We also analyzed subjects across a wide age range of 6–23 years. In that time, neurotypical individuals typically undergo physiological changes, such as lengthening of the vocal tract, as well as improved coordination of articulators. However, these changes have not yet been studied in non- or minimally-speaking individuals, where individuals have limited expressive vocabulary, and have not been analyzed in non-verbal vocalizations. As we expand the number of subjects in this study and conduct a longitudinal analysis, we aim to analyze any changes to non-verbal vocalizations that may occur as individuals age and link those changes to physiological changes in each individual. Future work will aim to increase the number of subjects so that we can compare specific subgroups—i.e., focusing on similar levels of cognitive status, and smaller age groups. We could also compare to nonverbal infants aged 0–1 years to see whether verbalization classes from infants are similar to those from non- or minimally-speaking individuals.

Additionally, while the group level analyses did highlight clear patterns that distinguished between categories, there was variation across individuals, where some individuals had patterns that were opposite to that of the group level. This highlights the need for personalized modeling of vocalizations. There are subtleties that differentiate between the types of acoustic modulations that will be used by non- or minimally-speaking individuals to communicate different intents, and these may not necessarily carry over to the next individual. For clinicians and therapists, who may be seeing multiple patients, it will be important to develop a personalized model and analysis of the vocalizations of a non- or minimally-speaking individual, which would allow for the clinician or therapist to easily interpret the intent of the vocalization.

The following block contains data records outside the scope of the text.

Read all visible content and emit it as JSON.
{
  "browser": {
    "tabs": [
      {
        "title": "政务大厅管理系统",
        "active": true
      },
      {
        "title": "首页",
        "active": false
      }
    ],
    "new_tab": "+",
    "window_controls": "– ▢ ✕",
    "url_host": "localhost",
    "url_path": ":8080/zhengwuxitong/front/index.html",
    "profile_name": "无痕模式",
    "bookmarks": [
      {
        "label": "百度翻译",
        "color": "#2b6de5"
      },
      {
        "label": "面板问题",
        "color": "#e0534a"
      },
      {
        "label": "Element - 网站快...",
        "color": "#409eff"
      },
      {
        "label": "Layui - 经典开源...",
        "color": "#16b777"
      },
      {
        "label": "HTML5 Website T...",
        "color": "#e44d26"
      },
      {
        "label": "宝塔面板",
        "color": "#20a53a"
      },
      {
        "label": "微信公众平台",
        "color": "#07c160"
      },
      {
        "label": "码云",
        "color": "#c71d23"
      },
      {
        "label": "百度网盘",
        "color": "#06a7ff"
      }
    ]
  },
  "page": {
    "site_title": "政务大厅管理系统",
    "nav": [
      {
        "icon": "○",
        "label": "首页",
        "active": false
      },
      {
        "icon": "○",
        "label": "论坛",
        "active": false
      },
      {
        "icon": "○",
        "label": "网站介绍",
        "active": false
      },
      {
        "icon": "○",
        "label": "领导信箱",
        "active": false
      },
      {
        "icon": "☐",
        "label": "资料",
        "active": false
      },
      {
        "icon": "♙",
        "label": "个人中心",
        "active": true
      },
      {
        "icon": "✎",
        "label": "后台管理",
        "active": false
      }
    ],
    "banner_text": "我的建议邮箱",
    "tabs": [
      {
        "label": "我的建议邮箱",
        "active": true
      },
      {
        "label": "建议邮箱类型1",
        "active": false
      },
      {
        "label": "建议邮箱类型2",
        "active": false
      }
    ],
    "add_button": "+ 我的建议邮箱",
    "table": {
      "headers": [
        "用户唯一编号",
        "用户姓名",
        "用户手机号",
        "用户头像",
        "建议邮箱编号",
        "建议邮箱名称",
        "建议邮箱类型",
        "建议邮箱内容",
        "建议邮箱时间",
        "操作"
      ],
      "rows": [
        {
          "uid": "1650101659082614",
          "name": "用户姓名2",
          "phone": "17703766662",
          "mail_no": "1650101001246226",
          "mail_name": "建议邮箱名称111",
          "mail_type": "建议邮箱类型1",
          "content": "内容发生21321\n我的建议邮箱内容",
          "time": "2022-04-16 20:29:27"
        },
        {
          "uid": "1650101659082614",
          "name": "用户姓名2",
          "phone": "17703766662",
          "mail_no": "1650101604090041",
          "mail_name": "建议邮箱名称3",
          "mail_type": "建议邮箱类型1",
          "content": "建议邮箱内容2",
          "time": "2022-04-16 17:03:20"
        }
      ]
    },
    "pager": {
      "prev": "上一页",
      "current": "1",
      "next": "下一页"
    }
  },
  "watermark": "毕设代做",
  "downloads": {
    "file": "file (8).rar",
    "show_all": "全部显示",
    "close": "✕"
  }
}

An initial set of models have been developed for some of the individuals in this study (Narain et al., 2022), and we aim to augment and further inform feature selection of the models based on the patterns that we observe in this paper. Motoric movements (both fine- and gross-motor) and gestures also contribute to a caregiver’s perception and understanding of a non-verbal vocalization and were utilized when caregivers were labelling the audio. Though we would like to continue to focus on characterizing vocalizations using audio, as this is a simple, non-invasive way of collecting data, future work may evaluate the utility of visual and environmental information to augment characterization of non-verbal vocalization categories, which may lead to improved personalized classification models.

Altogether, future work will aim to incorporate the speech-based features of this paper to develop an easy-to-use application which can interpret the vocalizations and additional contextual information in real time. This can help facilitate communication between non- or minimally-speaking individuals and the people around them who are unfamiliar with their communication patterns, such as visiting grandparents, new teachers, or new therapists. This will increase the independence and agency of non- or minimally-speaking individuals. We additionally will gain insight into the motor coordination strategies used by non- or minimally-speaking individuals for communication, and compare them to those from neurotypical individuals to get closer to understanding the link between motor coordination and communication. Finally, in clinical practice, consistent tracking of motor coordination-based features could aid in understanding the effect of therapeutics on motor coordination and communication over time, and may lead to the development of additional strategies to assist communication in non- or minimally-speaking individuals.